Countryside Workers carry out specific environmental and conservation tasks and they will also be clear about how practical conservation work interacts with the productive and recreational use of the countryside, and how these relate to countryside management practices. Countryside Workers will be able and willing to do challenging work outdoors, in a variety of locations, which may be remote, including moorland, heathland, woodland and coast, interact with the public and explain their work as well as undertaking their role all year round in a variety of weathers, both on their own and as part of a team.
The apprentice needs to have the attitude and ability to develop the required skills and knowledge during the apprenticeship. This will usually be tested via an application/interview process.
Apprentices without level 1 English and maths will need to achieve this level and apprentices without level 2 English and maths will need to take the tests for this level prior to taking the end-point assessment.
Employers will ultimately determine the entry requirements.
- Countryside Ranger
This apprenticeship programme will be delivered through a combination of practical hands-on and theory based activities which will be tailored to ensure the apprentice develops the necessary knowledge, skills and behaviours to become a professional Arboriculture worker and effective member of your organisation.

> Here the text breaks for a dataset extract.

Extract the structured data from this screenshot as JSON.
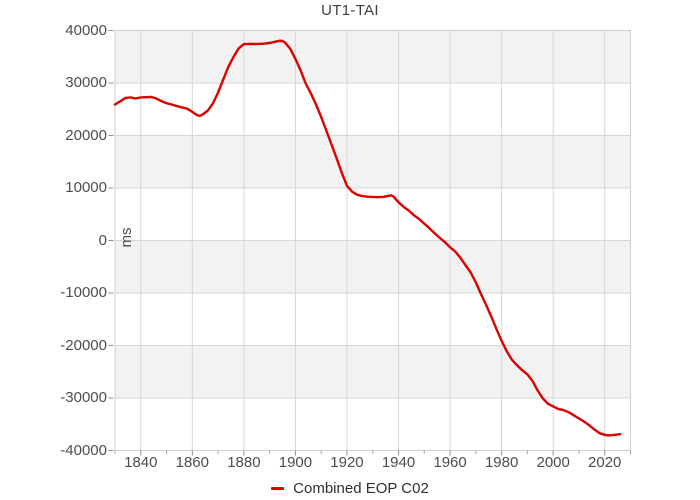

With all apprenticeships there is a requirement to record 20% off-the-job activities and this will be achieved through the use of a dedicated electronic on-line portfolio which the apprentice, you as the employer and the college delivery team will all have access to. The apprentice will be assigned a dedicated Assessor Trainer, who will undertake regular workplace progress reviews with both the apprentice and an assigned member of your team, as well as supporting all aspects of the apprentices ongoing development. This approach enables effective progress monitoring and target setting to be established from day 1, ensuring the employer and apprentice are clear about all aspects of the apprenticeship programme and what part they each play in ensuring the apprentice continues to make the expected levels of progress. Furthermore, this approach ensures any additional support requirements or interventions can be implemented in a timely manner as required.
A BCA Virtual Learning Environment ensures all learning, development and support material can be easily accessed, further supporting the blended learning and development approach adopted by BCA for all its apprenticeship delivery. This ensures flexible and responsive training at all times, through a combination of on-line and face-to-face activities delivered by industry experts, using our high quality, industry recognised resources and equipment.
The apprentice will be required to undertake and pass an independent End Point Assessment upon successful completion of their apprenticeship, after which point they will be awarded their Apprenticeship Certificate.
- Manage habitats using a range of specialist techniques.
- Construct or repair boundaries and access ways.
- Manage vegetation in a range of different situations, for example strimming pathways, using pesticides, managing trees and hedgerows, eradicating invasive species in order to conserve native flora and fauna.
- Construct and /or maintain site furniture for access and interpretation.
- Problem solving; be resourceful in finding solutions to problems that may arise in day to day work and know when to ask a supervisor for advice.
- Identify a range of British flora and fauna native to the specific local area e.g. commonly seen birds, mammals, insects, herbs, flowers, trees or fungi to determine the appropriate habitat management needed.
- Undertake surveys which feed into site management plans and work plans,
- Write a simple dynamic risk assessment and be able to use it on site.
- The knowledge aligns to a level 2 qualification in Environmental Conservation.